Ну а все-таки, как ему вести себя в этой кризисной ситуации?
При каких-нибудь других, менее жестких обстоятельствах он вполне мог бы забаррикадироваться в своем рассудке и не пускать туда мысли о предстоящем, однако в нынешнем своем положении, какие бы он преграды не возводил, каких бы часовых не ставил, эта подлая мысль все равно проскользнет, проникнет в какую-нибудь малую щелку, и тогда все проиграно. Да, если б его ожидало нечто другое, не такое неизбежное, он бы просто-напросто отдался своей лени, заставил бы себя размышлять о чем-нибудь другом, о чем угодно, и надеяться, что все обойдется. Но ему предстоит не просто выполнять какую-нибудь неприятную работу по дому, выполоть сорняки в огороде или что-нибудь еще в таком духе, нет, он, можно сказать, крепко влип, ему идти под нож, так что для того, чтобы душе справиться с тягостным ожиданием этого мрачного события, следует применить какие-то особо действенные меры...
И вот он решил не сражаться с мыслью о предстоящем, не пытаться препятствовать ее внедрению в душу, а попробовать держать ее, так сказать, на расстоянии вытянутой руки до тех пор, пока он не будет готов принять ее... а потом он набросится на нее и уничтожит... изничтожит ее, стерву, не оставит от нее и мокрого места... Белаква зубами вцепился в подушку. Порхает, стерва, ловить ее, ловить, гнать, как священник гонит беса... Правильно, но как это сделать? И Белаква стал ломать себе голову в поисках наинадежнейшего способа прихлопнуть гадкую мысль, как муху.

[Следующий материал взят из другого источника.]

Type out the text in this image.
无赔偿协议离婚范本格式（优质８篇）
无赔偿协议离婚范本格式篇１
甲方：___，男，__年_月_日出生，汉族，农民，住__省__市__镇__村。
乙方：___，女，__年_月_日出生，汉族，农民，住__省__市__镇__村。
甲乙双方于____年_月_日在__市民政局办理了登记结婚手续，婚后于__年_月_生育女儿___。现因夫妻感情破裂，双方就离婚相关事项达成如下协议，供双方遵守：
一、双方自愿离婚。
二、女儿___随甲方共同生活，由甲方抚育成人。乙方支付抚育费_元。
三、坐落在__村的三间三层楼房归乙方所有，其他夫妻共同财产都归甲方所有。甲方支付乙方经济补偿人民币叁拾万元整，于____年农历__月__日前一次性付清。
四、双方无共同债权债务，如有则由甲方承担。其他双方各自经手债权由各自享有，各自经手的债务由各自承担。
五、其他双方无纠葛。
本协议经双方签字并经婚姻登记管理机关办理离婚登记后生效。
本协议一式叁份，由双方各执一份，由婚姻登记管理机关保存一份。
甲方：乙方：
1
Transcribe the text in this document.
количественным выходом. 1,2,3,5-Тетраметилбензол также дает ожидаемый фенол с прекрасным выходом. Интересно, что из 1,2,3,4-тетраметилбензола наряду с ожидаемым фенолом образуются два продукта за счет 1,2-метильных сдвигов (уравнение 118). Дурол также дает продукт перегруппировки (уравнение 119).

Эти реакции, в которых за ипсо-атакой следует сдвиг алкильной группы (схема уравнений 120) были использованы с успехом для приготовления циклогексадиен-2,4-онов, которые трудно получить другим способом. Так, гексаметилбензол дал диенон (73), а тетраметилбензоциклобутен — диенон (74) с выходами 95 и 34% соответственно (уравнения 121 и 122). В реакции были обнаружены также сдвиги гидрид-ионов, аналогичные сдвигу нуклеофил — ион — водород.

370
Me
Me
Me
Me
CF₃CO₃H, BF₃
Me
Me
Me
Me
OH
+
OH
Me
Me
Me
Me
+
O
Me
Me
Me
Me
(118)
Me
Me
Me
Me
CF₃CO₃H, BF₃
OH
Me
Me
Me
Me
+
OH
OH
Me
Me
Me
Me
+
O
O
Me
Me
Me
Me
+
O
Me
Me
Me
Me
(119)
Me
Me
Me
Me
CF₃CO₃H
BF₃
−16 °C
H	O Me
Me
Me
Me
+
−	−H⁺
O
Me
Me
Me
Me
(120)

И в этот критический момент милостивый Бог еще раз пришел к нему на помощь, вызвав из памяти Белаквы фразу из одного из парадоксов Донна: Ныне, уверен я, среди наших мудрецов можно найти многих, кто посмеялся бы над Гераклитом плачущим, и не сыскать ни одного, кто расплакался бы при мысли о Демокрите смеющемся[250]. Да, без сомнения, фраза эта явилась Божьим даром для Белаквы, ну, не столько сама по себе фраза в целом, сколько заложенные в ней идеи, некие крайности, в которые может впадать мудрость, вот что импонировало Белакве прежде всего. Вообще-то, в целом, Белаква, надо отметить, не был сторонником применения в рассуждениях принципа разделения всего на черное и белое. Более того, он даже рискнул составить свой собственный парадокс: противоположности никогда не меняются между собой местами... И вообще, когда следует проявлять сочувствие? Да, да, это интересная проблема, и Белаква тут же вцепился в нее, надеясь, что размышления над нею, отвлекут его от той, крайне неприятной мысли, его главного сейчас врага... Следует смеяться над несчастьями других или плакать? В конце концов, это одно и то же, но вот что ему делать сейчас, плакать или смеяться? Слишком поздно пытаться все устроить так, чтобы можно было и поплакать, и посмеяться... а как это было бы здорово... Вот сейчас он возьмет и наполнит свой рассудок вот этими таинственными лучами, которые мелькают в его под-вечной темноте, выберет он, ну, скажем, что-нибудь из невидимого спектра, инфракрасные и ультрафиолетовые, ухватит их покрепче и проткнет своего противника во многих местах!..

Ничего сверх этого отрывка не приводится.